Install steps differ by OS; they are folded into the two build flows below.

### 2.6 Build the extension — the two common flows

The build command is **`maturin develop`**, which compiles `qc_rs` and installs it into the active venv.
Two things matter every time: **set `VIRTUAL_ENV`** (or maturin may install into a stray `./.venv`), and
select the right **`--features`** for your backend (next section).

#### Linux (e.g. an HPC cluster) with Intel MKL

Many clusters have no system OpenBLAS and use **Intel oneAPI MKL**. Source the oneAPI environments first
(MKL sets `MKLROOT`; MPI puts `mpicc` on `PATH`, needed only for `python-mpi-direct`):

```bash
source ~/.cargo/env
export UV_PROJECT=~/local/myproj
source "${UV_PROJECT}/.venv/bin/activate"
export VIRTUAL_ENV="${UV_PROJECT}/.venv"

# Intel oneAPI: MKL (sets MKLROOT) and MPI (puts mpicc on PATH) — adjust paths to your install
. /opt/intel/oneapi/mkl/latest/env/vars.sh intel64
. /opt/intel/oneapi/mpi/latest/env/vars.sh          # only for python-mpi-direct

export MKL_THREADING_LAYER=GNU                        # see the MKL notes below

"${UV_PROJECT}/.venv/bin/maturin" develop --no-default-features \
  --features intel-mkl-system,xc-bundled,pcm,python-mpi-direct
"${UV_PROJECT}/.venv/bin/pytest" tests/               # sanity check
```

:::{important} MKL gotchas (why these exact settings)
- `intel-mkl-system` links MKL's **single dynamic library `mkl_rt`** (located via `MKLROOT`), not the
  layered `mkl_*` libs, which break under the linker's default `--as-needed`.
- Keep `MKL_INTERFACE_LAYER` at its default **LP64** (32-bit integers). qc-rs's BLAS/LAPACK bindings pass
  32-bit integers, so **ILP64 silently corrupts them** — never set ILP64.
- `MKL_THREADING_LAYER` defaults to *Intel*, which needs `libiomp5` that the MKL-only `vars.sh` does not
  expose.
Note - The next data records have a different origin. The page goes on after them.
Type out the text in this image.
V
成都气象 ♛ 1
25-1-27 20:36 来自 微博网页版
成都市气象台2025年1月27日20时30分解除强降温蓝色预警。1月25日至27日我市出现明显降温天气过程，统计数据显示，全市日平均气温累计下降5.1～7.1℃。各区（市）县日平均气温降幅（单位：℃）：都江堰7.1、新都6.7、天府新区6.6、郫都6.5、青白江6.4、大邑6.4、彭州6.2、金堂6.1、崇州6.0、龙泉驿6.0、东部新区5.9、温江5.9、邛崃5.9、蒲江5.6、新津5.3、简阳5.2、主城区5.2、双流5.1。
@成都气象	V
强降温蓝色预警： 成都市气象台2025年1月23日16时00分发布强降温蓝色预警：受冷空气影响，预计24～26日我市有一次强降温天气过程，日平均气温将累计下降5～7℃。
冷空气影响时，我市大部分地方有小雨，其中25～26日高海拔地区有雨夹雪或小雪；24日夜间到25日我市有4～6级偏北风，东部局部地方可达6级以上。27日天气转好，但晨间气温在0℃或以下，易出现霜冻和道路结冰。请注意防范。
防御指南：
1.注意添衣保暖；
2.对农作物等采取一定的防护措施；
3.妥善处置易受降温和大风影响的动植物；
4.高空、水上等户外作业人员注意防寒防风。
Set **`GNU`** (uses the system `libgomp`) or `SEQUENTIAL`, or the extension fails to load.
- Without **`patchelf`** (§2.4), maturin cannot bake the library paths (rpath), so you must keep the oneAPI
  lib dirs on `LD_LIBRARY_PATH` at run time — the two `vars.sh` above already do that.
:::

#### macOS with Homebrew OpenBLAS

Install the toolchain with [Homebrew](https://brew.sh) (once per machine):

```bash
xcode-select --install                              # Command Line Tools (clang, ld) — skip if present
brew install gcc openblas libomp cmake pkg-config
brew install open-mpi                                # optional: for mpi4py / python-mpi-direct
```

Each package earns its place: **gcc** provides `gfortran`/`libgfortran` (OpenBLAS links against it);
**openblas** is the BLAS/LAPACK; **libomp** is the OpenMP runtime the extension needs to *import*; **cmake**
builds the bundled libxc; **pkg-config** lets the build locate libraries. Then build with the default
`openblas-system` feature:

```bash
export UV_PROJECT=~/local/myproj
source "${UV_PROJECT}/.venv/bin/activate"
export VIRTUAL_ENV="${UV_PROJECT}/.venv"
export OPENBLAS_PATH="$(brew --prefix openblas)"
export LIBRARY_PATH="$(brew --prefix gcc)/lib/gcc/current"
export RUSTFLAGS="-L $(brew --prefix libomp)/lib -l dylib=omp -L $(brew --prefix gcc)/lib/gcc/current -l dylib=gfortran"
export DYLD_FALLBACK_LIBRARY_PATH="$(brew --prefix libomp)/lib:${OPENBLAS_PATH}/lib:${LIBRARY_PATH}:${DYLD_FALLBACK_LIBRARY_PATH:-}"

"${UV_PROJECT}/.venv/bin/maturin" develop
"${UV_PROJECT}/.venv/bin/pytest" tests/
```

The `RUSTFLAGS`/`DYLD_FALLBACK_LIBRARY_PATH` lines link and locate `libomp` and `libgfortran`; without them
`import qc` fails with *"symbol not found … `__gfortran_…`"* or a missing OpenMP runtime.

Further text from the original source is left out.